Wally Workman Gallery, through July 31Watercolor has long been the dabbler's favorite medium, but when a true artistic talent feels at home with (usually) light paints and the unexpectedness of water on paper, the results are stirring. So it is with Jan Heaton's lovely paintings on display at her second solo exhibition at the Wally Workman Gallery. Works of various sizes, most grouped together in series (Ascension, Pond, Grass, and so on), catch the eye and the imagination. Heaton offers that her current focus is on examining "color, structure, pattern, and form as found in nature," and with nature as her guide, she's created an array of pieces that share a liveliness and energy of their subjects.
It's a small work, but tucked at the back, in a corner, is Berries I, and there is something simply delightful about it framed. Unmatted in a plain frame, swirls of colors evoke an assortment of sorbet-colored fruit: looping forms and piled, sherbet circles jostle for attention.
The Poinsettia series includes a small matted quartet in more somber tones of those fresh sorbet colors. On backgrounds of flames or intertwined circles in light greens and yellows, blotches of thick plum reds saturate the paper singularly, or in twos or more, with several specific touches of color to control the movement for a moment, stopping the eye before the gentle energy demands further exploration of the paper.
If one needed a setting for the Ascension series, it would be outdoors, where sudden wistful bursts of swirling breezes send up fragments of color at the approach of night; of fireflies and grasses jostling for space in a rising, circuitous dance. As with all the works in this exhibit, the Ascension series offers a gentle, playful sense of motion, but the palette this time introduces cooler colors with explosions that saturate detail. Juxtaposed against the cool Ascension series, the Summer's End and Austin Summer series offer warmth and high energy, occasionally approaching smoldering heat.
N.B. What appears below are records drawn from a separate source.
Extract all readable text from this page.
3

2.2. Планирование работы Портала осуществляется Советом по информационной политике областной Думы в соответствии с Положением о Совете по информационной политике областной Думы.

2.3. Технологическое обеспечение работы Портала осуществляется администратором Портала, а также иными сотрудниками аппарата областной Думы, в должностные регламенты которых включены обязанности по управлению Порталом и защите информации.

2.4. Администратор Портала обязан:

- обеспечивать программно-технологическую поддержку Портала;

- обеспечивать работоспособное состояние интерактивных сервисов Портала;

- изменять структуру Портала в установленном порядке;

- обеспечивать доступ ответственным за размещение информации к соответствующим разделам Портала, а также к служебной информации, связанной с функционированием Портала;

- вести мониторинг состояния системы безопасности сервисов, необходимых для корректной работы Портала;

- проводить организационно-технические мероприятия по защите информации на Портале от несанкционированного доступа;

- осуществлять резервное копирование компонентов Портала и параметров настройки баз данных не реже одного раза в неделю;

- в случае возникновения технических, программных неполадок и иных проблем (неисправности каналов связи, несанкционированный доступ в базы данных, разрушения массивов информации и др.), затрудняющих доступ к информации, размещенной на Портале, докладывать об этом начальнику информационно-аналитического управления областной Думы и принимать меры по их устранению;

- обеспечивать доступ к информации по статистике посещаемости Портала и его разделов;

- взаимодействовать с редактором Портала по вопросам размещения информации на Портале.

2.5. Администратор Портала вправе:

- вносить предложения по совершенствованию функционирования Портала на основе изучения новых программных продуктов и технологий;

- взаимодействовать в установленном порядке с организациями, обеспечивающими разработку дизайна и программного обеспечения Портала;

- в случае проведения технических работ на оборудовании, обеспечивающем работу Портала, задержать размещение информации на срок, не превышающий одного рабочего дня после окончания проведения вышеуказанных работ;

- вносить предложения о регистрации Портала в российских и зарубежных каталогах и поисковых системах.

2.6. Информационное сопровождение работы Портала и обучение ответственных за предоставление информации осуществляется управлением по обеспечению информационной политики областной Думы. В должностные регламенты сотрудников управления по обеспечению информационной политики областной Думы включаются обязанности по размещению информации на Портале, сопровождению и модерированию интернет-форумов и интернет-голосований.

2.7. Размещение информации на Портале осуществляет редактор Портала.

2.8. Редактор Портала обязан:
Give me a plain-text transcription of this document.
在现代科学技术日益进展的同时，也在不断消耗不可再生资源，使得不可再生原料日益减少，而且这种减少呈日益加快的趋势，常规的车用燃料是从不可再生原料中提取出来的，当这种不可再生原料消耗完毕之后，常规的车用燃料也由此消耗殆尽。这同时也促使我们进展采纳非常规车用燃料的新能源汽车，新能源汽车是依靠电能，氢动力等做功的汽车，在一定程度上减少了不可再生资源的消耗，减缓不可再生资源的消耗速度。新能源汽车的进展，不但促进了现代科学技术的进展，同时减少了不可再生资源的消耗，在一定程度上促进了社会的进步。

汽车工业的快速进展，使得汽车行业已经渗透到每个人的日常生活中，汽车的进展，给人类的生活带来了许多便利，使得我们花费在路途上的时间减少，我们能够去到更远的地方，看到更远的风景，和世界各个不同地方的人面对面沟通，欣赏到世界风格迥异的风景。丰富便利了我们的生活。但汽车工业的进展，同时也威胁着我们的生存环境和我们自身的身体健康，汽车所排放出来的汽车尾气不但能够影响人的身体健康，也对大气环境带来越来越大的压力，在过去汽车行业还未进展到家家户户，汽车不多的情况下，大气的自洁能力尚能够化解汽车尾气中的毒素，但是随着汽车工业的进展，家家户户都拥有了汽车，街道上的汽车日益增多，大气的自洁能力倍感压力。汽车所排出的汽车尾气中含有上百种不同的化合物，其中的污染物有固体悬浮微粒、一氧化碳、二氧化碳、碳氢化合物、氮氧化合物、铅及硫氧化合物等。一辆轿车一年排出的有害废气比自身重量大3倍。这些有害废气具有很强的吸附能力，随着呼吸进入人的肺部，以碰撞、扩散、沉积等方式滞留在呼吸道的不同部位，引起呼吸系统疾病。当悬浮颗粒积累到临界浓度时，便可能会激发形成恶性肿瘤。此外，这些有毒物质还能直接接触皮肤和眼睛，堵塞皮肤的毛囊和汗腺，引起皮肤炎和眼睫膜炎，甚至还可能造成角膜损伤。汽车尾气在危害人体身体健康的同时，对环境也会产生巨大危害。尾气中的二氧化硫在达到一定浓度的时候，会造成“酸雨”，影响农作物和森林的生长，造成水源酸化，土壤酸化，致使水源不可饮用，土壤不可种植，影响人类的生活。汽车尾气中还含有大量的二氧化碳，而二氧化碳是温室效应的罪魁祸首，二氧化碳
These are hot afternoon images; the Ascension paintings, in flat metal frames, reveal a settling, moody, even dramatic dusk.
Simpler in its subdued palette than the Ascension series, the Cacti series offers a more experimental hinting at haphazard or random approach to its swirls of greens on yellow fields, which give the appearance of having been superimposed on what are actually small areas of midnight blue. Here Heaton has allowed the liquid medium to help dictate form washed-out swaths of yellow and blobs of blue populate Cacti I; small dollops of blue anchor the playful swirls of yellows and greens in Cacti II; and in Cacti V, Heaton brushes those wet blues into feathery outlines of distinctly cactuslike shapes.
There are many unmounted works that explore shape and color with more evident formality. Yet the energy flows among the small and large unnamed watercolors. Heaton's sorbet palette arches gracefully in one fine work; it is used in pulsing, blossomlike bundles in another; and it seems to shine from a bouquet in yet another.
Among the larger works are those of the Water Strata series delicate emanations of light, earthy green on canvases with hardly any watercolors on them. Heaton's delicate shapes evoke lily pads or leaves in gentle movement across the paper. Bolder, larger works, Pink VI and Pink VII, once again benefit from the wetness of the colors to create form. Vibrant pinks and saturate yellows work with vivid olives to soak the paper, fanning out or floating out like bubbles rising to the surface of thick, clear liquid. Similarly vibrant is the Pond series not all mounted with shapes of lilies in those bold, bright sorbet colors: pink, orange, raspberry bustling on the canvases over hints of yellow and green, or arrayed in more ordered fashion, yet never relinquishing that pleasant jostling dance that makes all of Heaton's works so engaging.